Auch Ulrich Laut, Hauptgeschäftsführer und Rechtsanwalt der Kammer, teilt die Einschätzung, dass die Ausweitung des Botendienstes zu einer dritten Regelversorgungsform neben der Vor-Ort-Apotheke und dem Versandhandel werden könnte. »Irgendwo dazwischen würde sich dann der Botendienst wiederfinden. Die Frage lautet dann, ob er eher eine Versorgungsform ist, die im Versandhandel oder in der Vor-Ort-Apotheke angesiedelt ist. Dass er aus der Apotheke heraus erfolgt, ist allenfalls ein Indiz.«
Daraus ergäben sich, so Laut, allerlei rechtliche Fragestellungen, die bislang nicht geklärt seien. So etwa die Frage, ob der Botendienst dem Fernabsatzrecht unterliegt und ob vom Kunden nicht mehr gewünschte Präparate zurückgenommen werden müssen oder nicht. In jedem Fall seien sie nicht mehr weiter verwendbar. Um solche Fragen auf Bundesebene zu klären und rechtliche Gefahren vorher auszuloten, stehe die Rechtsabteilung der Kammer in ständigem Austausch mit Kollegen anderer Kammern.

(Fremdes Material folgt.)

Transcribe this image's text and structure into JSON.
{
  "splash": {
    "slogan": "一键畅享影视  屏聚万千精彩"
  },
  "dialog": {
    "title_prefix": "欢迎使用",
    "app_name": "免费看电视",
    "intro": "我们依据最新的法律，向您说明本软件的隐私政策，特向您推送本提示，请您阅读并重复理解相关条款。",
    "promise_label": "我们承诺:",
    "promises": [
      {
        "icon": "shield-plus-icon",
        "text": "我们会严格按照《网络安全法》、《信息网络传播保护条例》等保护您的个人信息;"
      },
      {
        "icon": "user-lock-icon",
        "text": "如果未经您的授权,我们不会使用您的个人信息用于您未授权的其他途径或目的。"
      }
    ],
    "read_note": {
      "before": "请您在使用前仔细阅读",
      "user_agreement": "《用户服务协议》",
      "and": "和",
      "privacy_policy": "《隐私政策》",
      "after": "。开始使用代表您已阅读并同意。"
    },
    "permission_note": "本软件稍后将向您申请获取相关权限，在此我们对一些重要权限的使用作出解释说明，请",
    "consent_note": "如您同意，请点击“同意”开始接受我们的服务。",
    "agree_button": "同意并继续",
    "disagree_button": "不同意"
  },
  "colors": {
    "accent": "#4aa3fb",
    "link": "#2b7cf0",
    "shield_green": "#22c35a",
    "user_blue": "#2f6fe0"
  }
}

Die derzeitigen immensen Lieferengpässe nannte Funke unerträglich. »Zwar tut es gut, dass jetzt auch die Medien in Funk, Fernsehen und Print das Problem aufgreifen und dadurch die Patienten mehr Verständnis für die Situation aufbringen. Das löst aber das Grundproblem nicht.«
Funke forderte die Politik zum Umdenken auf. Grundsätzlich seien mehrere Generika bei Rabattverträgen und eine Produktion lebensnotwendiger Arzneimittel in Europa nötig. »Globalisierung ist nicht alles, gerade nicht bei Arzneimitteln. Es gehört zur Daseinsfürsorge, dass der Staat Maßnahmen ergreift, damit Arzneimittel für seine Bürger zur Verfügung stehen. Das betrifft nicht nur die Präparate der Notfalldepots, bei denen es auch erhebliche Probleme bei der Bestückung gibt, sondern alle lebensnotwendigen Arzneimittel.«
Die gerade kursierenden Änderungsvorschläge aus dem Bundesgesundheitsministerium zum Faire-Kassenwahl-Gesetz sind da laut Funke gänzlich kontraproduktiv. So soll es erlaubt werden, nach 24 Stunden Wartezeit ein anderes wirkstoffgleiches Nicht-Rabattvertragsarzneimittel abgeben zu dürfen. »Dazu kann man nur sagen, dass die Verfasser solcher Vorschläge von der aktuellen Situation nicht auch nur ansatzweise eine Spur von Ahnung haben. Das würde die Situation nicht verbessern, sondern verschlechtern«, kritisierte Funke.